Yes, you have six months from the grant of probate to issue your Inheritance Act claim with the court.

It may be possible to make an inheritance claim beyond the six months limit, but you will need the express permission of the court and you will have to provide a reason as to why your claim is late.

How to defend an inheritance claim?

If you are a beneficiary of an inheritance and receive an inheritance claim against you, you should seek immediate legal advice and prepare to cooperate by sending any relevant documents that you have that contain information regarding the deceased’s estate.

Suppose it turns out that the claimant has a relevant claim to the deceased’s estate. In that case, mediation may be the best course of action to come to a quick and amicable solution for both parties without taking on an excessive amount of court fees.

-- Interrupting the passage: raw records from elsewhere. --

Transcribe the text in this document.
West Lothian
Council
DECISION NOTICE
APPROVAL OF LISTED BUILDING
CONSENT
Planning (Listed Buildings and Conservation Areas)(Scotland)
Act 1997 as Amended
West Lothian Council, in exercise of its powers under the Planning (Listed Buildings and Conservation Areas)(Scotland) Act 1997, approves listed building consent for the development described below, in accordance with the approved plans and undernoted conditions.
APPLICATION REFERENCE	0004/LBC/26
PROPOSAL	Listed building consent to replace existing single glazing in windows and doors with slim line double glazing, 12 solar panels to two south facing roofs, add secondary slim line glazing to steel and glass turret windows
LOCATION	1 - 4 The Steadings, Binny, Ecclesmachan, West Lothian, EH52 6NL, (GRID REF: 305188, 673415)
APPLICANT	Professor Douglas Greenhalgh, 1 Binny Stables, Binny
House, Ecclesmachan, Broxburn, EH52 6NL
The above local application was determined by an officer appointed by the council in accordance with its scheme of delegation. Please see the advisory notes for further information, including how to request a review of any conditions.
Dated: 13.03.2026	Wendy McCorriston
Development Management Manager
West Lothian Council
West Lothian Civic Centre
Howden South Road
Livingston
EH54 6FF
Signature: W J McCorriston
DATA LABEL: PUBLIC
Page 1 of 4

How successful are Inheritance Act defences?

If you can accurately prove that the claimant has no right to financial provision from a deceased individual’s estate, then it is possible to defend an Inheritance Act claim.

The simplest defence for an Inheritance Act claim or for a contentious probate claim is one where you can prove that the claimant does not meet the eligibility criteria for making an Inheritance Act claim. However, it is unlikely to be as straightforward as this.

Therefore, you must be able to show that the deceased had no lasting responsibilities to the claimant and that the claimant has no need for immediate maintenance or will have any such need in the foreseeable future for the best chance of successfully defending an inheritance claim.

Are pensions subject to the inheritance act 1975?

As pensions are not automatically classed as part of an individual’s estate, it can be difficult to ascertain what type of pension an individual has or what they have instructed their pension provider to do with their pension from the outside.

We advise that you seek legal advice if you believe that you may have a claim to a family member’s pension as part of your inheritance.

Can a freezing order act on inheritance?

Yes, a freezing order applies to all of your assets above a specified value, including any inheritance you have inherited.

Can grandchildren claim under the Inheritance Act?

A grandchild can only claim under the Inheritance Act if their parent has died either before the individual whose inheritance is in question did or before the grandchild turned 18.